そして今回訪れた三つのギャラリーの入る同建物では、絵画や芸術作品を展示している他のギャラリーも存在し、またその三つのギャラリーでさえも他の芸術作品を展示している。それはネットサーフィンをしているかのように、最初の目的は「建築」というキーワードに関するものを観ていたハズなのに、あるリンク先をクリックしていくと、いつの間にか「建築」とは直接的に関係のないサイトを観ているという感覚に近いと言える。そしてまた「建築」戻っていくような……。ある目的の中に、目的とは直接関係の希薄な対象物を混入させ目的を変化させていくという手法は、商業的手法のように思えるが、ギャラリーによる鑑賞する者にとって無償な展示において有効であると思う。そういった関係性は今までにも存在していただろうが、今回は更にそのメタ次元に位置するGYREでの展示や、その他のギャラリーが「建築」という極めて近いキーワードで同時多発的に展示することによって、よりそのWeb空間的作用が強調されているのではないかと思う。

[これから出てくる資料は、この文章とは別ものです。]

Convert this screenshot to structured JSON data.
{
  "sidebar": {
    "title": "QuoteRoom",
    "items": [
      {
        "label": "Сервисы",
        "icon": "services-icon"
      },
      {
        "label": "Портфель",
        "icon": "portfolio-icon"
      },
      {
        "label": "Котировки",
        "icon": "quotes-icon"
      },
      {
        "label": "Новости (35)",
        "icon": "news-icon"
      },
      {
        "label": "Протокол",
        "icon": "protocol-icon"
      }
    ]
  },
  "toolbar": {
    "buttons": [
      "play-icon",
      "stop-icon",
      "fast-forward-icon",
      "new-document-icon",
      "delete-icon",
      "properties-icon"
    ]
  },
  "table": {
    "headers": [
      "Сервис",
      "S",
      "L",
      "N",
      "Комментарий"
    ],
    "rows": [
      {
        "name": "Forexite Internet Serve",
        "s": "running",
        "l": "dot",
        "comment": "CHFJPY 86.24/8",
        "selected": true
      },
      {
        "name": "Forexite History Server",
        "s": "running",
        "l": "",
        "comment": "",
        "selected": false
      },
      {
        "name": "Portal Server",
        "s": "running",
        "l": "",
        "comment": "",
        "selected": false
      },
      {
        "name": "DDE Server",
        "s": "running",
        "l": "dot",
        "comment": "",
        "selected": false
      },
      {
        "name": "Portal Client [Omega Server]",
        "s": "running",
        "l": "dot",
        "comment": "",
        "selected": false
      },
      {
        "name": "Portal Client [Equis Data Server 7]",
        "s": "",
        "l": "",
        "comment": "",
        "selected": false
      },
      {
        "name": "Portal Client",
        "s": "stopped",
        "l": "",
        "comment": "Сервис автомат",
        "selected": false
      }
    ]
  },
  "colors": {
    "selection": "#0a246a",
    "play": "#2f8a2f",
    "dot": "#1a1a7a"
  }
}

『建築以前、建築以後』は多くの作品がアンビルドであり、建築が形になるまでの設計プロセス(建築以前)とその建築の最終的な形態とその先(建築以後)を見せる展示内容である。菊竹清則の<海上都市>はメタボリズム的発想で建築以後も、建築以前のプロセスが延々と続いていくような案であるし、伊東豊雄オスロ市<ダイクマン中央図書館>も、フラクタルな図式が完成形として敷地にプロットされたのちも、まだその過程であるかのように感じられる。一方SANAAの<スイス連邦工科大学ローザンヌ校ロレックス・ラーニング・センター>では、そのプロセスを切断して、幾重のスタディ上の一つの結果として提示しているという先に述べた二つの案とは違った印象を受ける。これは西沢立衛の<ガーデンアンドハウス>においても同様である。
また逆に平田晃久の『Flame flame』のアルミピースの集合体は、菊竹氏の<海上都市>のそれと同じようにプロセスと完成形の間であると同時に、それが自然物の持つ絶え間ない成長と変化の過程であるという事が、平田晃久の他の案(植物のひだを用いる等)をみても一貫したコンセプトとして読み取れる。
そしてそれらを意識的に掲示して見せたのが『生成の世代』での藤村龍至である。超線形プロセスによって思考され、過去ログをみせることによって何処で思考プロセスが終了したのか、しかし終了してもなおこの建築が成長していくような両義的感覚を表現しているように思う。
BIMによる設計などその設計プロセスや構造がデジタル化によって不明瞭に(最終的な形態の意味が理解しがたいという意味で、手描きによる抽象性とは違う次元で)なっていく中で、「プロセス」そのものにスポットライトを当て建築の意義を再考していく時代となることを明示する、そんな事を感じさせる展示内容であった。